I used pneumatics, as well as spring shocks. I can make it work, but only so long as I can maintain pressure in the reservoir. With leaky rubber tubing, that's only a few days.
The only problem is that there's no place for your mech's toes to have proper hydraulics. We don't see the pistons housings on top of the toes, so they would have to be underneath. They certainly can't go through the toe joint perpindicular to the transit axis. They must be underneath, but the angle of the toe to the foot and the low ground clearance of the center of the foot, means that you would need very tiny pistons or pistons with an extreme transit. We can see no evidence of either.

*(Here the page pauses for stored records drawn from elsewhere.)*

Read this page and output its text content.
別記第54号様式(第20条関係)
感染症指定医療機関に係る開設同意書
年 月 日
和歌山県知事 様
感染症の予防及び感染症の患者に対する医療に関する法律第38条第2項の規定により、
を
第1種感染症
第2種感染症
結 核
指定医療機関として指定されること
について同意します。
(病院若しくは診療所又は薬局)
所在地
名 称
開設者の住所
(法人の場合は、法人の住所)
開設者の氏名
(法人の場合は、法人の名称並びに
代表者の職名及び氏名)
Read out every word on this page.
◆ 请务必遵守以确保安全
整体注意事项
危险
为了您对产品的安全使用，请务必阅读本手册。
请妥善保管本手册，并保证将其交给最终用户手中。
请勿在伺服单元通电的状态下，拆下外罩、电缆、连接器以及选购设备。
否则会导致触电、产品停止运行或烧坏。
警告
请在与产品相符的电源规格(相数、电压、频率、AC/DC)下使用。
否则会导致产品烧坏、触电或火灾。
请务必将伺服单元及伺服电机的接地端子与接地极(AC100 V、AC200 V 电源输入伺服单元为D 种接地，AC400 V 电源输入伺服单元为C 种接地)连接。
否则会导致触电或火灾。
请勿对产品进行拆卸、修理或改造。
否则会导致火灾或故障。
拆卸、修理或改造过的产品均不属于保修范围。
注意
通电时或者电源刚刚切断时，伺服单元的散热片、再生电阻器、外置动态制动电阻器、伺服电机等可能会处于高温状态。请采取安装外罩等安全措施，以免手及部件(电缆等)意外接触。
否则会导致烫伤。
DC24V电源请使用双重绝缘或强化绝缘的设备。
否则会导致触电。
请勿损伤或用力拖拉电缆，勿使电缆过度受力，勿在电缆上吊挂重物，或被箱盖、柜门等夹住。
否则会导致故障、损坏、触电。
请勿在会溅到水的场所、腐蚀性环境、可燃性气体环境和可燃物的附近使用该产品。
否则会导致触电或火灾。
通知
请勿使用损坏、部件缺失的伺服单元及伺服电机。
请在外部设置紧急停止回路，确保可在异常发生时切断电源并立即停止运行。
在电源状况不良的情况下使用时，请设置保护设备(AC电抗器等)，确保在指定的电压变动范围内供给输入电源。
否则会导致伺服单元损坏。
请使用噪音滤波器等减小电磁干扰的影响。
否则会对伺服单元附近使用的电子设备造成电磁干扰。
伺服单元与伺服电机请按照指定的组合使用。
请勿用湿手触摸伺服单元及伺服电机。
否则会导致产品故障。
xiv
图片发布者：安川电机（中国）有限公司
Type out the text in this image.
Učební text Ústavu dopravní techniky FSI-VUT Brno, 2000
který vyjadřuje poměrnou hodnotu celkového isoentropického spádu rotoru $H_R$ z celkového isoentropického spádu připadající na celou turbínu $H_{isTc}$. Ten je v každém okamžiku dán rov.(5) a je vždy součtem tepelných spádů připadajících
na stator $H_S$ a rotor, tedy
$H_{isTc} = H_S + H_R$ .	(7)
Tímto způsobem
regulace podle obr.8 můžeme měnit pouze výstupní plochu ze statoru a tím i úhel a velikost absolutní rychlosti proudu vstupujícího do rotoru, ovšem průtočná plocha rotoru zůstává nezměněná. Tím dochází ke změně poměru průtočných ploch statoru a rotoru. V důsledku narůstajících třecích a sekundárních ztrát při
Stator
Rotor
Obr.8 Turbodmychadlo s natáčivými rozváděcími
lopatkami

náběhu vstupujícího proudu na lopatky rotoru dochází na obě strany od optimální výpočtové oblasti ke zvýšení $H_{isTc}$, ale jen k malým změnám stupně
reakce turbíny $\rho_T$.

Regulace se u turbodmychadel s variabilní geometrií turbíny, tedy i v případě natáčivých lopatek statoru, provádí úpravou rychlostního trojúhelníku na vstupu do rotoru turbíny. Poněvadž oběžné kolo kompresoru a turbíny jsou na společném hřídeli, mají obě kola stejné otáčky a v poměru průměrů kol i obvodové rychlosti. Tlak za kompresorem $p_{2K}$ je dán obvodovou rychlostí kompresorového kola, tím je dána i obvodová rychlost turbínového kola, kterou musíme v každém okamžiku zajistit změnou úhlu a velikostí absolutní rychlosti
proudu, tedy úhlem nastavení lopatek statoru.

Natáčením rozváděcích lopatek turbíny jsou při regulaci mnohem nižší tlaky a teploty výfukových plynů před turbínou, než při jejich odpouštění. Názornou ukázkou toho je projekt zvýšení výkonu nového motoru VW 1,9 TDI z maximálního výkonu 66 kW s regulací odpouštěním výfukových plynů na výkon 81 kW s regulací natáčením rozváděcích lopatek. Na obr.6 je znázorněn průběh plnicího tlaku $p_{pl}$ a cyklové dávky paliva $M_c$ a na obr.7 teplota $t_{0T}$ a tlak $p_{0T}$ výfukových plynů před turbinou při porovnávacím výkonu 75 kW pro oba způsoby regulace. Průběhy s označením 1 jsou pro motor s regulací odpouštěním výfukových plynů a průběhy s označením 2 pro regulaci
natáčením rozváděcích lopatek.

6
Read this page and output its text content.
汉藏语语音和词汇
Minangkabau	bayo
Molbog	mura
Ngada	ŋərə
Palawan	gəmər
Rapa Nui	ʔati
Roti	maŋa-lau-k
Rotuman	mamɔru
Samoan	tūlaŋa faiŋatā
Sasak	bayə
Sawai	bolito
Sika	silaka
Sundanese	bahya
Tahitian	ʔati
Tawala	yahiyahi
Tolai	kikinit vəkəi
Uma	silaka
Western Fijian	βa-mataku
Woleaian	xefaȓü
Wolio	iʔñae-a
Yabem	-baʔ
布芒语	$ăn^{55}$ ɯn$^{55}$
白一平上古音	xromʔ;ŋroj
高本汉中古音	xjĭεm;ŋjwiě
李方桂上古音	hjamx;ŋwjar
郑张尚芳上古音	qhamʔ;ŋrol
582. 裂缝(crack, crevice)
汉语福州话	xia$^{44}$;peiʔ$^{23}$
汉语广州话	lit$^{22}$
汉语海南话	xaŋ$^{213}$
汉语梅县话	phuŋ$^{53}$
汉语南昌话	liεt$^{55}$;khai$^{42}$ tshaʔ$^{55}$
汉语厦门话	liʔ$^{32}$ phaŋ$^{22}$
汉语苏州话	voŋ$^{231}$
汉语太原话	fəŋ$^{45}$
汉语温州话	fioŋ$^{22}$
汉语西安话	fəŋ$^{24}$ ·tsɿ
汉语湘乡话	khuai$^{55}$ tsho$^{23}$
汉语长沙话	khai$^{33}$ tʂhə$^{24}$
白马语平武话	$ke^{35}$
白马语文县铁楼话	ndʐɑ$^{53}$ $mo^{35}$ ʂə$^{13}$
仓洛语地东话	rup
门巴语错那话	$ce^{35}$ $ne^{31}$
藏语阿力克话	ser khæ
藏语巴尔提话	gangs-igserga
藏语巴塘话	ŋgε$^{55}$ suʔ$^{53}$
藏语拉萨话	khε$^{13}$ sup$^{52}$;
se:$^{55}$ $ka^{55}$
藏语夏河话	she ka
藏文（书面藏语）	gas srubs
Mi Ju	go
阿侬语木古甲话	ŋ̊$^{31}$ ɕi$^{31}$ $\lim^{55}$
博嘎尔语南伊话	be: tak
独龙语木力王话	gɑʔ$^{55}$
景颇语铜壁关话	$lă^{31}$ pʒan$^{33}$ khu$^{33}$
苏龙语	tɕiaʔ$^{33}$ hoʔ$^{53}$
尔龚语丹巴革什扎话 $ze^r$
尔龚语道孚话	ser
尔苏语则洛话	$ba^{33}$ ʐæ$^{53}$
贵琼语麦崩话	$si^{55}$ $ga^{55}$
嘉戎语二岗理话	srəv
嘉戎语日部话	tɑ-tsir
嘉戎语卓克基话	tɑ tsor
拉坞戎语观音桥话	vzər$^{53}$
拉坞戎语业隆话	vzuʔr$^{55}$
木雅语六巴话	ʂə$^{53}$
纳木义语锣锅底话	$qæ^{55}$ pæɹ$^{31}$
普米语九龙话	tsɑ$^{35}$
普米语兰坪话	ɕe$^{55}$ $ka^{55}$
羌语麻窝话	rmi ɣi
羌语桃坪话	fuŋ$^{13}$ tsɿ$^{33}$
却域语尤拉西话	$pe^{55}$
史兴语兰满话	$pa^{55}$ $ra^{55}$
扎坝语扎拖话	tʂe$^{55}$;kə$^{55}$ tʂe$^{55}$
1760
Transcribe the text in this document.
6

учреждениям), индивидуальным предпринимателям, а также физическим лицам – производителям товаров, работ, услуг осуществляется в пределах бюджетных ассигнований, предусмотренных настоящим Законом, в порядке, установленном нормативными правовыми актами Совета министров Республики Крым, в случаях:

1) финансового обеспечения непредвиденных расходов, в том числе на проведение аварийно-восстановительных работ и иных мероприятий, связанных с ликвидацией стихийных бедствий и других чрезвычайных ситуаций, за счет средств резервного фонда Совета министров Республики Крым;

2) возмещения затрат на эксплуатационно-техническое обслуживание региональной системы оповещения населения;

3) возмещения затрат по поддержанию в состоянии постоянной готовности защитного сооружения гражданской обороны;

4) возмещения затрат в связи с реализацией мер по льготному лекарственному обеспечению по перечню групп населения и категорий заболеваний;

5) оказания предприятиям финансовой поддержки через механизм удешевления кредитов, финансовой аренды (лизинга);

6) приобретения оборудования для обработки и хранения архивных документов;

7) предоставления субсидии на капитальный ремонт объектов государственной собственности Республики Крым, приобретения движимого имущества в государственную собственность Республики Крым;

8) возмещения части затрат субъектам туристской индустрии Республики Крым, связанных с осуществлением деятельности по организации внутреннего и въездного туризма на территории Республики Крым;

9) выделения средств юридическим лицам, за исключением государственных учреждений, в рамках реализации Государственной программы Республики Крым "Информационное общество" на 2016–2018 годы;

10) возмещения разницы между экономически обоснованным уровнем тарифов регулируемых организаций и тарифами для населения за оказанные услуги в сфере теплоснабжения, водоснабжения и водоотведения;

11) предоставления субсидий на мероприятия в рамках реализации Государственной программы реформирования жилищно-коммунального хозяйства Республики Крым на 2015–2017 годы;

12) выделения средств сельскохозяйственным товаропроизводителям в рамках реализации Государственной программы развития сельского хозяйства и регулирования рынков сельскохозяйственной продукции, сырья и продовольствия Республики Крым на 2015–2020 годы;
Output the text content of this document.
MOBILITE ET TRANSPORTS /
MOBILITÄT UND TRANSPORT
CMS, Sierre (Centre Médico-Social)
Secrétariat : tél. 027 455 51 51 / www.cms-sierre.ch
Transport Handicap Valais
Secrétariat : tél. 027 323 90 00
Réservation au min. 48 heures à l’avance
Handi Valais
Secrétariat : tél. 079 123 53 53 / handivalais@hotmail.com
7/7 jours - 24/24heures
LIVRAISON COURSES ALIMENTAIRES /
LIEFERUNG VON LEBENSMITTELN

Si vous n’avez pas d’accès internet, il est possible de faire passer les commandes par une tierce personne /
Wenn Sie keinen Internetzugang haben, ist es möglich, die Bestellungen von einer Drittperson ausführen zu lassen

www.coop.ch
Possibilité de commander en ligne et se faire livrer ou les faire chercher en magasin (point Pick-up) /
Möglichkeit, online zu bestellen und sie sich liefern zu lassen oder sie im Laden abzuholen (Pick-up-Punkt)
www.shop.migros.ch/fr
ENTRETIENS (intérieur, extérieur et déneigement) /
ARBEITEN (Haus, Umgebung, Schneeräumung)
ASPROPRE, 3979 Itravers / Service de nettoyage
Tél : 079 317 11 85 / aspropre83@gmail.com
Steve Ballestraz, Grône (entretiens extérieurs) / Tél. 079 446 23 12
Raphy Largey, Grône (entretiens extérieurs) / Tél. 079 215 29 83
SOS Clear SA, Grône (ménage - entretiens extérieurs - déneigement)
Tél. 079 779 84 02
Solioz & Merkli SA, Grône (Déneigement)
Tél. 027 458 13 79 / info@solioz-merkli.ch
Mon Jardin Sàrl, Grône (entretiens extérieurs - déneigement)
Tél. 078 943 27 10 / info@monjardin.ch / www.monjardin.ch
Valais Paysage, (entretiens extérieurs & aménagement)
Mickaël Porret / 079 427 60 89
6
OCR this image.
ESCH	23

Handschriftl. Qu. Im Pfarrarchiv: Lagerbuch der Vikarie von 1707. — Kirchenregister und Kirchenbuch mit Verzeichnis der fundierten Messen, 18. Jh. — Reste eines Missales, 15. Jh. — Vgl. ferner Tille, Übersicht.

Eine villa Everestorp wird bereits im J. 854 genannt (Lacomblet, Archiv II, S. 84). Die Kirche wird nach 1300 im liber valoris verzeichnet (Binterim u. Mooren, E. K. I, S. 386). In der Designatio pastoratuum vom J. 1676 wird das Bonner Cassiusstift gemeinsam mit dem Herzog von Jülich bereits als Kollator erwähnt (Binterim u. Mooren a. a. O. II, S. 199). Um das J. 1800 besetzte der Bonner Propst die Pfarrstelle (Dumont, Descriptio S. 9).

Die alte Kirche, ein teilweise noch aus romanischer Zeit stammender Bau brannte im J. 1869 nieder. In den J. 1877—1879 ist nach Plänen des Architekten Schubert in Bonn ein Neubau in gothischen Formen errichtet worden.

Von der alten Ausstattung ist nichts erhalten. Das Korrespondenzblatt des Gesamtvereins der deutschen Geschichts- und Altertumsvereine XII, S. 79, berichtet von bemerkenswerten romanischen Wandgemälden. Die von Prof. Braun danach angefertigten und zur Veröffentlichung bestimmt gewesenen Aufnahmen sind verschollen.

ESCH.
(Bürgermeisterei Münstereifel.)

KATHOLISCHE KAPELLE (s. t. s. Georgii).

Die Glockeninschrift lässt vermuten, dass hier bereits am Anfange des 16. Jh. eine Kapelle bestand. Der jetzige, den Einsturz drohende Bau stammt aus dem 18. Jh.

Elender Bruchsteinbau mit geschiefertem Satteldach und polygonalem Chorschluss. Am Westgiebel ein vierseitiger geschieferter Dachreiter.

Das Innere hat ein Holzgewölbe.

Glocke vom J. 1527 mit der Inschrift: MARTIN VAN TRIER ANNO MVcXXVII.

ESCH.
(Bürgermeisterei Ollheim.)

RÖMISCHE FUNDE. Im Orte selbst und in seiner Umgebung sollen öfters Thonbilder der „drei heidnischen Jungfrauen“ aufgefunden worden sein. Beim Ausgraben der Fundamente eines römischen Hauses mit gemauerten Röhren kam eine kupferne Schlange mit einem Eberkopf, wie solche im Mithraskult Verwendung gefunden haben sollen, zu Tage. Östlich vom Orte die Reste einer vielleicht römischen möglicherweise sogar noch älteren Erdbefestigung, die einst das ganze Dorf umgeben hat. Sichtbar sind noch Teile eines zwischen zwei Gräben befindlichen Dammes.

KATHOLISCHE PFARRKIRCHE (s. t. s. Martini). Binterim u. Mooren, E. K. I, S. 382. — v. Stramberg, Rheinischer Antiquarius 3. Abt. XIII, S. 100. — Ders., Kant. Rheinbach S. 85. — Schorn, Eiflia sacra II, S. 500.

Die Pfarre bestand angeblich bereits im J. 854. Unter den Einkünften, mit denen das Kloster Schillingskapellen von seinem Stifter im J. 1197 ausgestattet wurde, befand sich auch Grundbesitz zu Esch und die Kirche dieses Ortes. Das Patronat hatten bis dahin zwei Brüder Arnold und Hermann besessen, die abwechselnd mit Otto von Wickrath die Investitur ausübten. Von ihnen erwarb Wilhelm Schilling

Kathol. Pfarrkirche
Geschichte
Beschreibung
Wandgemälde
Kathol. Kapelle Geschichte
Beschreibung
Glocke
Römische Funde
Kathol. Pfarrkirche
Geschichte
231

As far as we can see from that render, those toe-tips would have to be actuated by a gear chain or other such contrivance.
I would agree there; that section does seem to weak to support the weight of the whole unit. You could put in a pneumatic piston or two in there, but the resulting weight distribution would be very unbalanced (entire weight would be on the far edges of the toes), which is not too good when trying to make a walking machine.

BTW I am a total lego pneumatics fanatic; I have all of the double-pressure pneumatics sets (1989-present) and multiple copies of some. I use pneumatics in just about all my creations; the things are just awesome.

The old pressure/suction units were also nice and can come in handy for certain tasks.

Also I forgot to mention this earlier; the render is great, but it needs a title.